What does play in the American media is the decision by the State Department to hand out its highest travel alert warning (level 4 — do not go) to six Mexican states — and lesser alerts to another 24. A typical headline is, “State Department warns against travel to much of Mexico” That sounds grim.
However, the potential traveler should consider that in 17 states, the warning is level 2, “exercise increased caution” — not “do not go.” It is the same alert level assigned to Israel, Belgium, Denmark, France, and Germany — in fact, most of Western Europe and much of the Caribbean.
Essentially the State Department is telling Americans to keep their eyes open and pay attention to their surroundings — advice I would give an American traveling in America.
The key is to avoid bad neighborhoods. I am a New Yorker who can remember New York City in the 1990s. No sane person would go to East New York, Hunts Point, Bed-Stuy, etc. But I lived in East Midtown — the 17th precinct — where the crime rate was low and murder non-existent (and still is). In Mexico, if you look around and see a bunch of foreigners, the odds are good you are in a safe place.
If you travel to Mexico, you will probably visit a tourist destination. The vast majority of these see little violent crime against foreigners. Mind you, keep your purse closed and count your change. Mexico has petty criminals, but no more than many other countries. The most prevalent "crime" is the shlock sold to visitors.
I also lived in London during the troubles in Northern Ireland. If you read the American newspapers at the time, you would have thought that the UK was a country under siege with a citizenry lucky to survive the day without being blown up in a pub bombing.

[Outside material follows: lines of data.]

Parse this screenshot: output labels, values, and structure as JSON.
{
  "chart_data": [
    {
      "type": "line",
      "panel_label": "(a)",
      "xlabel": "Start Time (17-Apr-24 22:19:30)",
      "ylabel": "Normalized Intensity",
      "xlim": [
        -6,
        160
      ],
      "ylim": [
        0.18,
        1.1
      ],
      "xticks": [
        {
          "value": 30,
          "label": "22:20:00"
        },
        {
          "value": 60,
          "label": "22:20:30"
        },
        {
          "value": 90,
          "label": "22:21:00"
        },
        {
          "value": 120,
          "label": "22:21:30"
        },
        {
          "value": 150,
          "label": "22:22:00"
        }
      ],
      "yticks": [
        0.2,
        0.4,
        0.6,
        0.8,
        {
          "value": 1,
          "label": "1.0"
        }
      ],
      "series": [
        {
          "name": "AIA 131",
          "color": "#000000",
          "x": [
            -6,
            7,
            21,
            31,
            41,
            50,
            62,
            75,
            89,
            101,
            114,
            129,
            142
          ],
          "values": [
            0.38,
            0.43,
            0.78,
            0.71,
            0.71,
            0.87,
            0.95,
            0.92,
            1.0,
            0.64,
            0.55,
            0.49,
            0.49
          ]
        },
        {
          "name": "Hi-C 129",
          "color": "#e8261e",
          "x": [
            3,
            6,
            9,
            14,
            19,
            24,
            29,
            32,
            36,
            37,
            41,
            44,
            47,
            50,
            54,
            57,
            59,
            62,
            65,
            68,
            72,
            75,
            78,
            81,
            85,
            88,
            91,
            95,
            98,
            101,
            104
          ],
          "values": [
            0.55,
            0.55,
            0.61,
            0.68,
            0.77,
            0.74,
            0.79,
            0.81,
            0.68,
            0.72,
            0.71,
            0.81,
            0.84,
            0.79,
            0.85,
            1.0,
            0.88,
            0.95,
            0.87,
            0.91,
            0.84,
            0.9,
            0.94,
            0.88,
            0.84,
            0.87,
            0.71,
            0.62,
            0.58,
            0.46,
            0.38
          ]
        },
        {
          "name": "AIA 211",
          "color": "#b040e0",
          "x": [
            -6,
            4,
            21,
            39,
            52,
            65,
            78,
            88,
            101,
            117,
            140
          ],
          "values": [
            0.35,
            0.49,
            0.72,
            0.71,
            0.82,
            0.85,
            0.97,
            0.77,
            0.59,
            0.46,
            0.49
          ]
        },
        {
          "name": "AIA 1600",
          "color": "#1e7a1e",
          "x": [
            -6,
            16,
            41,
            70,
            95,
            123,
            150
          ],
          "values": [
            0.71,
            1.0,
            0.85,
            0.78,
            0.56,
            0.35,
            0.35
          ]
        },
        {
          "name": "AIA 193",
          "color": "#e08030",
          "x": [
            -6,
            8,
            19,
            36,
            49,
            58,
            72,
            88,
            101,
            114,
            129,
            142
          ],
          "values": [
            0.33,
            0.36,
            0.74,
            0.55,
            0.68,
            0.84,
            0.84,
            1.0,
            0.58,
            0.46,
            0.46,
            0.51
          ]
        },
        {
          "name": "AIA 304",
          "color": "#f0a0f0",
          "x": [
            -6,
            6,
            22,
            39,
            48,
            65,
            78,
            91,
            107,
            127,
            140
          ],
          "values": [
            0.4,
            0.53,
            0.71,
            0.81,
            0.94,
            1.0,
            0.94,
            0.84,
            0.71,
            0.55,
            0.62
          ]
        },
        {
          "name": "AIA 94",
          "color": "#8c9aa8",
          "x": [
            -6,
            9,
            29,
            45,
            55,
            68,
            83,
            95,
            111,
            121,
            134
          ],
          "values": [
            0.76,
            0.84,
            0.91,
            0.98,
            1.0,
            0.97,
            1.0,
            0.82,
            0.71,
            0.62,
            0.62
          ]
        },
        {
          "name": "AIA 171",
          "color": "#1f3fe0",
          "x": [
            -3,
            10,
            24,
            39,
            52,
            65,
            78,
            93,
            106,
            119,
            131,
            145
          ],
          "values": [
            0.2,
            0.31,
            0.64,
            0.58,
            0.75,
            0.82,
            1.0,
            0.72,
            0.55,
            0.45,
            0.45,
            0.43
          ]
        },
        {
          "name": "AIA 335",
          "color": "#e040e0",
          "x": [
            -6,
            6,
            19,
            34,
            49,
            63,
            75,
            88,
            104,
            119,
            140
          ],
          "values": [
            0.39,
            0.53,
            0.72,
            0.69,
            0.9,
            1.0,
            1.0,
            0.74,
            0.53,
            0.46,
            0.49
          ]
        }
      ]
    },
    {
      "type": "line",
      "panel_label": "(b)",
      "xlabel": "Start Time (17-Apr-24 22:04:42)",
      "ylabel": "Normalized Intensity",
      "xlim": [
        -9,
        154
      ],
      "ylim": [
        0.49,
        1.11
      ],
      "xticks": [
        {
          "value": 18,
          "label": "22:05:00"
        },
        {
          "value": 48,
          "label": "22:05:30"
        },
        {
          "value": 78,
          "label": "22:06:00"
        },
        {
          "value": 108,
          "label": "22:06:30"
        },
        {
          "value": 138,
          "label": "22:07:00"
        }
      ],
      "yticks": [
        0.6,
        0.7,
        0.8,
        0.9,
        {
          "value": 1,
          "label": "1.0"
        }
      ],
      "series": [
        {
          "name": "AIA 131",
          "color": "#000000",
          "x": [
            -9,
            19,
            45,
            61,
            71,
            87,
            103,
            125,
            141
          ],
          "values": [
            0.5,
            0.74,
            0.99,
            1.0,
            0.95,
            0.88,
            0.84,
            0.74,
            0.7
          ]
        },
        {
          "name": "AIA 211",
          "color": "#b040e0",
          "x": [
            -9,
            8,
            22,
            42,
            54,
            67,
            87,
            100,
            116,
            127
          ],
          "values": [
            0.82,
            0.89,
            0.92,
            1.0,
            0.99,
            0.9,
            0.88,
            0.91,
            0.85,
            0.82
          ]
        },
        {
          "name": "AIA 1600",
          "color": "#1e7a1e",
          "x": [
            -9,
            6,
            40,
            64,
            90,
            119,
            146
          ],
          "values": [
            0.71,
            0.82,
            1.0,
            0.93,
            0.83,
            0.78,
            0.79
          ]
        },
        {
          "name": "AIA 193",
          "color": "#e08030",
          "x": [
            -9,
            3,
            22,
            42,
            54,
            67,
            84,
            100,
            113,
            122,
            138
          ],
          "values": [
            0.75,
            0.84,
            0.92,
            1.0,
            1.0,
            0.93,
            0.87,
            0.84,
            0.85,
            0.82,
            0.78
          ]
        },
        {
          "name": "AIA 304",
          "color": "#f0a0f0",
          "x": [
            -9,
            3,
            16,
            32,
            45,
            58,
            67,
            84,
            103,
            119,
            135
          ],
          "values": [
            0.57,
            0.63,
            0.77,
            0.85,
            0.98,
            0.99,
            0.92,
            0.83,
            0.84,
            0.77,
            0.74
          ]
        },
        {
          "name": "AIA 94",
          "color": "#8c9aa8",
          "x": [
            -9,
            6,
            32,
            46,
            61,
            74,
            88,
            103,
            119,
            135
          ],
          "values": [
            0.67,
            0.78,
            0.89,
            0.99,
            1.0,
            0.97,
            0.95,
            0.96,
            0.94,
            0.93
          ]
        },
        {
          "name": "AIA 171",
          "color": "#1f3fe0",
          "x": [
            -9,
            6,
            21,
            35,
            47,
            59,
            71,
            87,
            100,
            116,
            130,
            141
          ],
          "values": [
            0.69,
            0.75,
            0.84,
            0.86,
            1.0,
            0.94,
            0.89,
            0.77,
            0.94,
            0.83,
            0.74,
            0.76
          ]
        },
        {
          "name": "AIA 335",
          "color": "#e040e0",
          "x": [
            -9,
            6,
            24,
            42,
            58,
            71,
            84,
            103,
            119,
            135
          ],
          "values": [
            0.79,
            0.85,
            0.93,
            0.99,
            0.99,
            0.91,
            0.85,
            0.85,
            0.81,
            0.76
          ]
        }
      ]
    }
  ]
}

Now I live part-time in Merida. I see the same misunderstanding of a foreign country. Sensationalism sells ‘papers’ — and the killing of Americans in Mexico is sensational. However, it does not reflect the far more mundane reality — that a murdered American is exceedingly rare. Call it ‘shark attack’ journalism. What they report is the one swimmer dead by fish bite — not the millions who swim without harm.
Mexico is home to 1.6 million Americans — a population that will likely increase as virtual work become more commonplace. Forty million more visited in 2019 — the vast majority with few worries — no more than they might experience in much of the US. If Mexico were as dangerous everywhere as the media makes it appear, you would hardly expect that number of visitors.
Do not get me wrong. There are places in Mexico an American should not go. Everywhere else the visitor will find a warm and generous population — with a far different sense of urgency than the average estadounidense. Visit the history. Then find a spot. Order cervezas y botanas. And wonder why the media so often gets things so wrong. Salud!